Juicy Culture

It’s sucking you in…you can’t resist…the vortex has you…

Ok, so here’s the story. We book a family holiday abroad; the final holiday we’ll probably ever do together, since I am now technically an adult and my brother is now technically too cool. Then my father buys a new mobile phone, a process which apparently nowadays requires you to show your passport, because fraudulently buying a mobile phone is akin to the bootleg alcohol trade in the times of prohibition. He then ostensibly throws the passport into the wind or drops it into an eddying river or ties it to the leg of a dog or SOMETHING which means that the passport is lost. He then has to work for the week leading up to the holiday and as the only person at home I am given the unenviable position of Passport Looker-Forer, a task which involves reaming the house from top to bottom including sifting through enormous boxes of paper recycling and checking the pockets of about thirty pairs of beige chinos. This labour establishes that the passport is not just lost but Lost, and is not coming back – FYI, if your passport is found and handed in at the police station the police will send it straight to IPS without noting the name on the passport, and IPS will then automatically cancel and destroy the passport without telling you, and you are not allowed to find out whether or not this process has indeed happened or not. The passport’s absence confirmed, the final family holiday takes place sans Father and his presence is sorely missed. The Father then books a big special holiday for Mother and Father to walk along the Great Wall of China. In four weeks’ time.
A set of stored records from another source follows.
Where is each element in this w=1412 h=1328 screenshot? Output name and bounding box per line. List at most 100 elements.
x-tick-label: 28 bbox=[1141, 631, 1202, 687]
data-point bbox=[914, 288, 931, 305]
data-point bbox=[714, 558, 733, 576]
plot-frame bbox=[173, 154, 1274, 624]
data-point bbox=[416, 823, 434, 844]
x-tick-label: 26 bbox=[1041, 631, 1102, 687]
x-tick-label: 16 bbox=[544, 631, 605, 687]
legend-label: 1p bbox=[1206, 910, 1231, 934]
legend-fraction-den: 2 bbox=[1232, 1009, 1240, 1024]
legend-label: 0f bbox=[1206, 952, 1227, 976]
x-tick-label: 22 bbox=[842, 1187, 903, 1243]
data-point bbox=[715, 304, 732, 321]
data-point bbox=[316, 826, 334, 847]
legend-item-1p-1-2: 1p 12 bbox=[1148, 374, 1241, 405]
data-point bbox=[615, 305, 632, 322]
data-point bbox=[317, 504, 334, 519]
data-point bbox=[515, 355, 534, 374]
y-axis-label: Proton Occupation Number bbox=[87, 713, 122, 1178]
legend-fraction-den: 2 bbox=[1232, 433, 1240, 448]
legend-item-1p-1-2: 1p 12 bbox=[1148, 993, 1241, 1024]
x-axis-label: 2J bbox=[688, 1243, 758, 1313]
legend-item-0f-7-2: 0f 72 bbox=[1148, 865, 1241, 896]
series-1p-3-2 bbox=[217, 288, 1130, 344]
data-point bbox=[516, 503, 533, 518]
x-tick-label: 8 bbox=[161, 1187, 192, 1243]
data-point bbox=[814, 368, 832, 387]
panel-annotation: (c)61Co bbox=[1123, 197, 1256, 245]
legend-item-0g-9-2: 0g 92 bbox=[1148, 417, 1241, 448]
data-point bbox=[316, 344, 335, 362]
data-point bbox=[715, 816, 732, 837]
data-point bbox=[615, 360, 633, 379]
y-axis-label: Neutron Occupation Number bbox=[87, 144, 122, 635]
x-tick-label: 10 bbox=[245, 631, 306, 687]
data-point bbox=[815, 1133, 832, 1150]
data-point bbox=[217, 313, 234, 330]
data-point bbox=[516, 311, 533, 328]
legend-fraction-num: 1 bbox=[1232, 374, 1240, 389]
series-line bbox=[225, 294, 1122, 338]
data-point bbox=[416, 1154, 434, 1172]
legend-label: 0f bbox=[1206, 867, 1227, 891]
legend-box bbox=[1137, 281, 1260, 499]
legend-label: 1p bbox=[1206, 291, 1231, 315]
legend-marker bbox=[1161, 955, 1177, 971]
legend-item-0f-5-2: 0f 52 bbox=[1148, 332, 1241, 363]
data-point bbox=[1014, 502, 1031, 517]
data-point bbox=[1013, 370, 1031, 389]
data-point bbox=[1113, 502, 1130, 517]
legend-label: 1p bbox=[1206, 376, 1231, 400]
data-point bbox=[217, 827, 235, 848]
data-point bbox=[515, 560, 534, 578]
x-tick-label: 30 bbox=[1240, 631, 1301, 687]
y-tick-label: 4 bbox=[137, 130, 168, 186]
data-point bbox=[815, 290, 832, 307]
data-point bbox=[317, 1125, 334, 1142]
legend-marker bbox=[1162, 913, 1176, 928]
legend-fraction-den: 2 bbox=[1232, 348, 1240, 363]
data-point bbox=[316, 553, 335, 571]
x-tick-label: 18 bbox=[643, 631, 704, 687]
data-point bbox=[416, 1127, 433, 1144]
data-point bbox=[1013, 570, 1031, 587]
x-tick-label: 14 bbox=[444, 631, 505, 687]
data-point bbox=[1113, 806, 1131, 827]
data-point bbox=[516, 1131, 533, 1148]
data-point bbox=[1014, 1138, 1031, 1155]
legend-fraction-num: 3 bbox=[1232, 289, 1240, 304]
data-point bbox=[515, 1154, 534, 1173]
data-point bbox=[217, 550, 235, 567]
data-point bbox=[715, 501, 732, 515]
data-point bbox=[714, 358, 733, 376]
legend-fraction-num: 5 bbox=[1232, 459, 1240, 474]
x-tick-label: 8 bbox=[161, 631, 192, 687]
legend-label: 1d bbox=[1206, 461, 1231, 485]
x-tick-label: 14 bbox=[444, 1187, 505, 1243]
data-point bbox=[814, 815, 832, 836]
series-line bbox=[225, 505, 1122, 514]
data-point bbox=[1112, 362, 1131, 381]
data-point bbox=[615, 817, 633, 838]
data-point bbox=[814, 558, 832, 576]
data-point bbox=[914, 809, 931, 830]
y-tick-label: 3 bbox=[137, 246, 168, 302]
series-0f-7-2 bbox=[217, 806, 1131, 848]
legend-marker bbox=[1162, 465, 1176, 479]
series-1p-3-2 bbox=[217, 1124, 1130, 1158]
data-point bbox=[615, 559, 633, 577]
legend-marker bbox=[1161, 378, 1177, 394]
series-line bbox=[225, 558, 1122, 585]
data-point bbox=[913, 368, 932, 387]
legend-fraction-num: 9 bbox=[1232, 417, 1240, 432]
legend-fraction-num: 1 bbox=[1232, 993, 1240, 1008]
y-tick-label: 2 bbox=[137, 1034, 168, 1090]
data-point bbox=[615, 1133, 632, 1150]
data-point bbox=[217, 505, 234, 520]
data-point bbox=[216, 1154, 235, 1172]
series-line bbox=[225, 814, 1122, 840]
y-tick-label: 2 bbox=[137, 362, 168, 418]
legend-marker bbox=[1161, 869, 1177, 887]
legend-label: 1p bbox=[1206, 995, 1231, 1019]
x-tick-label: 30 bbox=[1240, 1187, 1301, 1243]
Yet the passport is still lost. And so begins the arduous process of getting an emergency speedy passport replacement, something that involves an appointment at the central bureau in London as well as a fee so hefty you’d think they would make the passport out of gold. And that brings us to this weekend, when my dad had to go to London for this appointment and invited me along for funsies. I now suspect that he rather invited me to help him navigate the trains, as he is a rich boarding school boy and never really had to lurch about on public transport like the rest of us. I helped him buy his ticket, which he of course promptly folded into a newspaper which he then put back onto the shelf and so we boarded the train without a ticket. SIGH. 

Anyway, after I had talked him through the lost ticket process – only marginally less complicated than the lost passport process – he went off to his appointment and left me to my own devices in London. I thought I’d drop by the V&A.

If you haven’t yet visited the V&A museum,  or you simply want to feed your eyes with glorious things, I urge you to go. It is brilliant, a vast and eclectic collection of artisanal artifacts from all of history; there are the usual Greek statues, but alongside those are real examples of Victorian gowns, fabric preserved from ancient Egypt, cutlery from kings’ tables… Being me, of course, I gravitated straight to the jewellery section. Wait, don’t flick over to Facebook yet! It is one of the most awe-inspiring little rooms you will ever visit.

At the start of the exhibit is a fiery glittering spiral which, on closer inspection, is composed of hundreds of gorgeous gold rings each grasping a huge and blazing gemstone arranged in the order of the colour spectrum, the reds spiralling out into the blues. Even my dad wanted to see this when I told him about it and was impressed; this is a man who falls asleep within the first three minutes of every film unless someone immediately begins a car chase. I have to be lame with my choice of words here, but: oh my god, you guys, this damn thing is amazing. The gemstones are so gorgeous, like tiny blazing lightbulbs encased in richly coloured ice cubes. They are the reason for my love of jewellery: gemstones happen by complete accident but they are the quintessence of colour and light and liquid intensity. 

After the rings there is a timeline of jewellery design from the present to right in the past, and although the cool grey cast-iron jewellery from the Victorian era and the gorgeous golden granulated stuff from Egypt (which is so complicated and intricate that they still can’t figure out how it was made) the contemporary stuff is by far the wildest. That thing in the photo is an acrylic cast of a romanesco CAULIFLOWER – which, by the way, I urge you to eat just once in your life for the sheer pleasure of knowing that you are eating a fractal – mounted on a silver plate, just as a show piece, for the sheer hell of it. There was a belt buckle that was a row of Jack Russell terriers lined up standing straight, wearing hand-crocheted tiny football uniforms, and a necklace made of bits of old crack pipe. There was a diamond pendant that was completely encased in concrete to make a point about something deep and meaningful. I would have taken photos of all of these and more if it weren’t for the fascistic no-photography rule, so you’ll just have to visit the place and see for yourself, but whether you are a jewellery fan or have no interest whatsoever in whores and their trinkets, this will make your eyes bulge even just a tad.

If anything, the Victorian gold skull brooch will get you. It had to be hooked up to a tiny battery in the jacket breast pocket and then the jaw would chatter and the tiny eyeballs swivel in their sockets. What could be more debonair?